Prices dashed higher yesterday in sympathy with Treasuries, and players said the market was coiled like a spring in the face of today's employment report.
Tax-exempts were awakened from the summer doldrums by a Treasury rally, sparked by the jobless claims report.
Initial state unemployment insurance claims fell 7,000 to a seasonally adjusted 324,000 in the week ended Aug. 28.
The credit markets expected a bigger drop in claims and bonds began to trade higher on the heels of the report.
The Treasury 30-year bond hit 6.05% before mid-session. It managed a 6.03% yield by mid-afternoon and held onto that level near the end of New York trading.
Municipal prices had risen 3/8 to 1/2 point on average by session's end. Many traders reported an active secondary and good going-away business from new deals throughout the day.
Thanks to the gains, The Bond Buyer Municipal Bond Index reached a record high of 104.14, up 1/4 from Wednesday, pushing the average yield to maturity of the 40 bonds in the index to a record low of 5.55%.
In the debt futures market, the December municipal contract settled up 18/32 to 103.29. The MOB spread, meanwhile, widened to negative 481 as governments outran municipals.
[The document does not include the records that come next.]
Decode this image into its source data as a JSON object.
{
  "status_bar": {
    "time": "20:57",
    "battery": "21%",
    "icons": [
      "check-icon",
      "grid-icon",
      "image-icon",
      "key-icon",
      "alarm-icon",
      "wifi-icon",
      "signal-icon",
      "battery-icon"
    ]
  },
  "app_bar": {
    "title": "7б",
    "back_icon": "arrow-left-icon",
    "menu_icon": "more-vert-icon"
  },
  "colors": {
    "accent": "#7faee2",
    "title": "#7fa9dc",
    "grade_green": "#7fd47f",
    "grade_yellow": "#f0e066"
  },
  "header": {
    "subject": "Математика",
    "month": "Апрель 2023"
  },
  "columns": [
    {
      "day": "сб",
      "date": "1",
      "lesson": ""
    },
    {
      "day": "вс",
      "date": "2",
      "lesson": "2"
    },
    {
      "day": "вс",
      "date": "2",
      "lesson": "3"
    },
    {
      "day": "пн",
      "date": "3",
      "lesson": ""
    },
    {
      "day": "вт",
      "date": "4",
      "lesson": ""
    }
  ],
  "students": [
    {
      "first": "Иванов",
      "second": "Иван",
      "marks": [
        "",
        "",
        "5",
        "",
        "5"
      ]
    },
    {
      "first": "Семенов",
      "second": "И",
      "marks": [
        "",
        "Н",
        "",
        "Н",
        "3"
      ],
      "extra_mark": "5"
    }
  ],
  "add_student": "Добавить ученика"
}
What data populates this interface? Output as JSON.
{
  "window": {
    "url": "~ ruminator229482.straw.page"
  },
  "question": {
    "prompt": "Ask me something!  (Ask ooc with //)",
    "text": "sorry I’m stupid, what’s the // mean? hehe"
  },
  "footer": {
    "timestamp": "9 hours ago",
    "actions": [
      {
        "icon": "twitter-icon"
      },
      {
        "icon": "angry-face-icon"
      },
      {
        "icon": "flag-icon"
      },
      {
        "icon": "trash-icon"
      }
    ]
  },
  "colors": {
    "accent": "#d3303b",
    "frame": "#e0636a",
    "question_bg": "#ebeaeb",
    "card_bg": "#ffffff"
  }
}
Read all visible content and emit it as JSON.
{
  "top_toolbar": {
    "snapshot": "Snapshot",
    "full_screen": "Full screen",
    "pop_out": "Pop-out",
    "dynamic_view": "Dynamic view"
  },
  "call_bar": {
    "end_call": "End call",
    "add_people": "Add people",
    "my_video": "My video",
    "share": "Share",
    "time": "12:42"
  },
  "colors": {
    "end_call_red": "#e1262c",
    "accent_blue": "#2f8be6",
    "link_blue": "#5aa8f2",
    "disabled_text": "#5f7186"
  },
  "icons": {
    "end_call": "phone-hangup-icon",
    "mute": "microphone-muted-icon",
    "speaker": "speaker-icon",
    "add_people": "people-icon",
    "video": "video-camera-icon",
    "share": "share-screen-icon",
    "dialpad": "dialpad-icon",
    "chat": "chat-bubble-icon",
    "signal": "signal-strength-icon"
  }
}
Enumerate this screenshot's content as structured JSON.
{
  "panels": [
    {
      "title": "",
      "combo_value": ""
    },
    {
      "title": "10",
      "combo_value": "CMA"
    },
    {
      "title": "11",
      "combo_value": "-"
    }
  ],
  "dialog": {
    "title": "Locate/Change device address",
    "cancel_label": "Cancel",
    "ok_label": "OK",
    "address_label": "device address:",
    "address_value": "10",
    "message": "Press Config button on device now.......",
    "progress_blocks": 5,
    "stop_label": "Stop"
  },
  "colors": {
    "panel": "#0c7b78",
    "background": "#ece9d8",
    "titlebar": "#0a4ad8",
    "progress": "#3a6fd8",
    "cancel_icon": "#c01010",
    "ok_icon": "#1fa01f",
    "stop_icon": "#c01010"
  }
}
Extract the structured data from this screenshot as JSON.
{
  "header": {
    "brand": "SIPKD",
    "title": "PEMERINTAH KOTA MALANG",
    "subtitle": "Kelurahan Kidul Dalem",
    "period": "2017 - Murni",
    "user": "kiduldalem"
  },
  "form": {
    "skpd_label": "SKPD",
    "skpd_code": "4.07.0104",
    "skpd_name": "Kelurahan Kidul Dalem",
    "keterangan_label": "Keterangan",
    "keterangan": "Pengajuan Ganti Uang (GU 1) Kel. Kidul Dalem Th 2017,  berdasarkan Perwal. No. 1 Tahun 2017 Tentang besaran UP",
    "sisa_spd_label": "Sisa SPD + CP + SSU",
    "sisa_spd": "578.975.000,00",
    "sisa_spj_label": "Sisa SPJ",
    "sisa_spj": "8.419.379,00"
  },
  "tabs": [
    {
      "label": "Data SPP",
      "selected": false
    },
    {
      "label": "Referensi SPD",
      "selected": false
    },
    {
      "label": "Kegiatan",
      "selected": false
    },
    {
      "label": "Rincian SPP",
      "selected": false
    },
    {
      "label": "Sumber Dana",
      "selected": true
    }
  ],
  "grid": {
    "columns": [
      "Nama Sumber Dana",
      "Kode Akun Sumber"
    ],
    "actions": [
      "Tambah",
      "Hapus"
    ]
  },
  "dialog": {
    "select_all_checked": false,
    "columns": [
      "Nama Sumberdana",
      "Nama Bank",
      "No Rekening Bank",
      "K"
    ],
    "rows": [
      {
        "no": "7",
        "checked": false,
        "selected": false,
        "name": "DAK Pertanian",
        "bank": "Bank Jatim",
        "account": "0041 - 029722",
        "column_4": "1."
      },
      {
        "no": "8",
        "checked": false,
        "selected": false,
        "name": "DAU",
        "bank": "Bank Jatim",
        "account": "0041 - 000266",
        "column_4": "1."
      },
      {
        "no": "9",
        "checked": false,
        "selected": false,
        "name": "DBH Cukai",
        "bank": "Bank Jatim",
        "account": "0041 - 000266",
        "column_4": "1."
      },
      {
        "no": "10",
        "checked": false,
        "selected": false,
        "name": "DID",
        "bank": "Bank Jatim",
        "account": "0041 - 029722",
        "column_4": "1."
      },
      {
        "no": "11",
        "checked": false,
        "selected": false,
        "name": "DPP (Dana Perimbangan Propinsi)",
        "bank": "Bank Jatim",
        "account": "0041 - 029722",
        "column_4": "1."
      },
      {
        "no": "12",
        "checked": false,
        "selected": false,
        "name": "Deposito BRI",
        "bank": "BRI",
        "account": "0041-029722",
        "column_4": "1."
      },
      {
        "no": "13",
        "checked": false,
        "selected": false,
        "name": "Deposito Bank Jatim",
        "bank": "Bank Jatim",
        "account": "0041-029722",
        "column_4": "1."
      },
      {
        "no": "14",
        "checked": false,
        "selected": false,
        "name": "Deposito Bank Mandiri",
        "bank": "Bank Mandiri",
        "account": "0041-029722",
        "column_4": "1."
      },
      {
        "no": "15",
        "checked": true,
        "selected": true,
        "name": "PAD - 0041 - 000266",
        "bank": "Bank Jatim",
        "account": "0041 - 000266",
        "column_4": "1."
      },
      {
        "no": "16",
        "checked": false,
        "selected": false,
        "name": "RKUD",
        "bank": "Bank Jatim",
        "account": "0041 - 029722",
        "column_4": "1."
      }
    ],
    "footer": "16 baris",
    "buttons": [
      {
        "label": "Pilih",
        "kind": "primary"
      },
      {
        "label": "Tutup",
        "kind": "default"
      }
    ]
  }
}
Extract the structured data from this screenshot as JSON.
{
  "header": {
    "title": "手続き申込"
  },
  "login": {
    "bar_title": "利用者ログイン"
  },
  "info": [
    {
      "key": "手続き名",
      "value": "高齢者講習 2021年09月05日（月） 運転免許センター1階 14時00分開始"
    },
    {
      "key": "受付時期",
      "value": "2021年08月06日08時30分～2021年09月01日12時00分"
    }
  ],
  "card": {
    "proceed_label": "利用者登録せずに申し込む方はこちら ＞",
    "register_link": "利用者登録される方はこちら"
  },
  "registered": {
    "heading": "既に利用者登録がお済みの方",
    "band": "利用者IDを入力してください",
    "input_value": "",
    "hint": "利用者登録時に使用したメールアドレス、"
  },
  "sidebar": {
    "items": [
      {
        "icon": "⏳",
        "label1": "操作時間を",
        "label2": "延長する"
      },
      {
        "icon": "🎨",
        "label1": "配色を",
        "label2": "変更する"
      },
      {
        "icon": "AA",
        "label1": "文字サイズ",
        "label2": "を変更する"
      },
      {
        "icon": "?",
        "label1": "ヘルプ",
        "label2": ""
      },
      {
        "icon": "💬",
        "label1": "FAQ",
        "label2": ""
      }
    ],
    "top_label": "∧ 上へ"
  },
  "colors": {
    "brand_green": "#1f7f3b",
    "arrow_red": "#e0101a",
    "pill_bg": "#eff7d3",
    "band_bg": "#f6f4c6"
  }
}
Yesterday's thrust higher came despite the specter of today's employment report, which has the potential to hurl the markets off record highs if it reflects an improving jobs sector.
Market players nonetheless appeared confident enough to hold bonds going into the report.
"People are willing to own it here," one trader said late yesterday. "They feel the jobs number will be a good one and they can trade it up and go home for the holiday."
Some market players predicted the Treasury long bond would penetrate 6% on a good number. but skeptics noted profit-takers would immediately knock it off the highs.
"Let me put it this way, when the bond hits 6% and then backs up to 6.01%, I'll sell it," one trader said.
But there was very little talk of selling during yesterday's session.
Supply continued to decline, reflected by The Blue List of dealer inventory, which fell $94.3 million, to $1.45 billion.
Secondary trading was highlighted by some sizable blocks of Florida and New York bonds changing hands, traders said.
For example, players said a block of Florida State Board of Education 5 1/4s of 2023 traded right around 5.41%.
In follow-through business, Lehman Brothers, senior manager, freed $202 million Omaha Public Power District electric system revenue bonds from syndicate restrictions.
The 5.30s of 2016 were quoted at 5.40% bid, 5.39% offered, late in the day, at the original reoffering yield.
In secondary dollar bond trading, prices were quoted up 1/8 to as much as 1/2 point, traders said.
In late action, Los Angeles Convention Center MBIA 5 1/8s of 2021 were quoted at 5.41% bid, 5.39% offered; Philadelphia Water Authority 5 1/2s of 2014 were quoted to yield 5.55%; and Michigan Building Authority AMBAC 5.30s of 2016 were 5.41% bid, 5.38% offered.
In the short-term note sector, yields were two to five basis points lower on the day.
In late action, traders quoted California Rans at 2.73% bid, 2.68% offered; Los Angeles Trans at 2.75% bid, 2.70% offered; and New York State notes at 2.50% bid, 2.40% offered.